Aksi Jual Jelang Penutupan Seret IHSG ke Zona Merah

Angga Aliya - detikFinance
Selasa, 23 Jun 2015 16:16 WIB
Aksi Jual Jelang Penutupan Seret IHSG ke Zona Merah
Jakarta - Indeks Harga Saham Gabungan (IHSG) seharian ini bergerak fluktuatif tapi menutup perdagangan dengan negatif. Aksi jual saham di penghujung perdagangan membawa Indeks ke zona merah.

Sementara nilai tukar rupiah terhadap dolar Amerika Serikat (AS) ditutup menguat di posisi Rp 13.255 per dolar AS dibandingkan posisi pada penutupan perdagangan kemarin di Rp 13.292 per dolar AS.

Membuka perdagangan pagi tadi, IHSG naik tipis 7,629 poin (0,15%) ke level 4.966,881 mengekor penguatan bursa-bursa di Asia. Rekor Wall Street semalam memberi sentimen positif.

SCROLL TO CONTINUE WITH CONTENT

Indeks sempat naik ke titik tertingginya hari ini di 4.972,176. Tak lama setelah itu Indeks langsung meluncur ke zona merah bak roller coaster.

Pada penutupan perdagangan Sesi I, IHSG menipis 2,040 poin (0,04%) ke level 4.957,212 setelah sempat bergerak fluktuatif di awal perdagangan. Sepinya transaksi membuat Indeks stagnan.

Indeks terus bergerak fluktuatif, naik-turun antara teritori positif dan negatif. Saham-saham di sektor agrikultur masih bisa naik cukup tinggi.

Menutup perdagangan, Selasa (23/6/2015), IHSG jatuh 21,604 poin (0,44%) ke level 4.937,648. Sementara Indeks LQ45 berkurang 5,295 poin (0,62%) ke level 846,545.

Aksi jual langsung marak terjadi menjelang penutupan perdagangan. Transaksi investor asing hingga sore hari ini tercatat melakukan penjualan bersih (foreign net sell) senilai Rp 113,882 miliar di seluruh pasar.

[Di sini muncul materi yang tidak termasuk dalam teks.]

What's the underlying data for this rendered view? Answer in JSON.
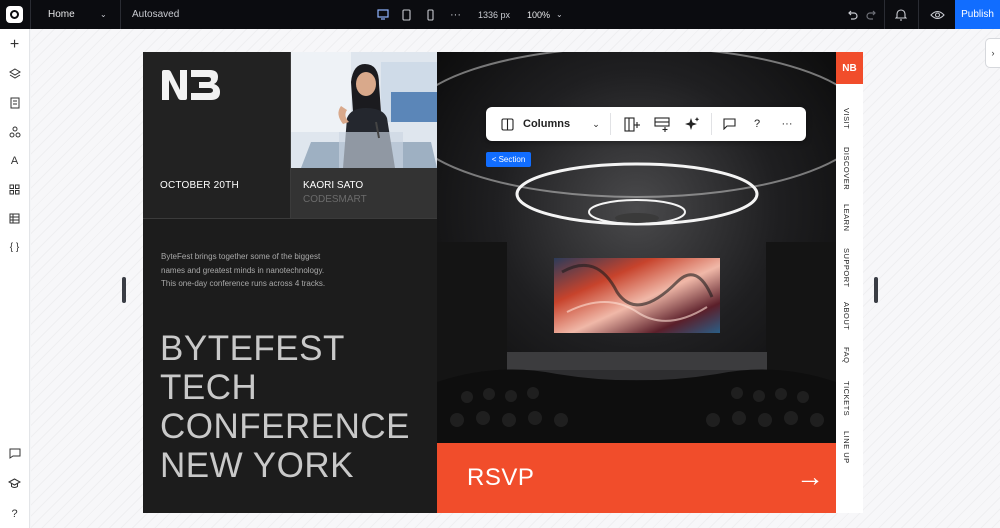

Perdagangan hari ini berjalan sepi dengan frekuensi transaksi sebanyak 190.931 kali dengan volume 4,09 miliar lembar saham senilai Rp 3,873 triliun. Sebanyak 132 saham naik, 139 turun, dan 85 saham stagnan.

Bursa-bursa Asia akhirnya menutup perdagangan dengan kompak menguat di zona hijau. Pelaku pasar masih mencermati perkembangan utang Yunani dan rencana The Federal Reserve (The Fed) menaikkan tingkat suku bunga acuan.

Berikut situasi dan kondisi bursa regional sore hari ini:

  • Indeks Nikkei 225 melonjak 381,23 poin (1,87%) ke level 20.809,42.
  • Indeks Hang Seng menguat 252,52 poin (0,93%) ke level 27.333,37.
  • Indeks Komposit Shanghai melesat 98,13 poin (2,19%) ke level 4.576,49.
  • Indeks Straits Times naik 23,45 poin (0,71%) ke level 3.338,58.
Saham-saham yang naik signifikan dan masuk dalam jajaran top gainers di antaranya adalah Metropolitan Kentjana (MKPI) naik Rp 1.000 ke Rp 16.000, Inti Bangun Sejahtera (IBST) naik Rp 440 ke Rp 3.440, Siloam (SILO) naik Rp 250 ke Rp 13.600, dan Indo Tambangraya (ITMG) naik Rp 250 ke Rp 5.050.

Sementara saham-saham yang turun cukup dalam dan masuk dalam kategori top losers antara lain Unilever (UNVR) turun Rp 1.050 ke Rp 40.500, Mayora (MYOR) turun Rp 825 ke Rp 25.200, Mitra Keluarga (MIKA) turun Rp 650 ke Rp 24.000, dan Bank of India (BSWD) turun Rp 400 ke Rp 1.700.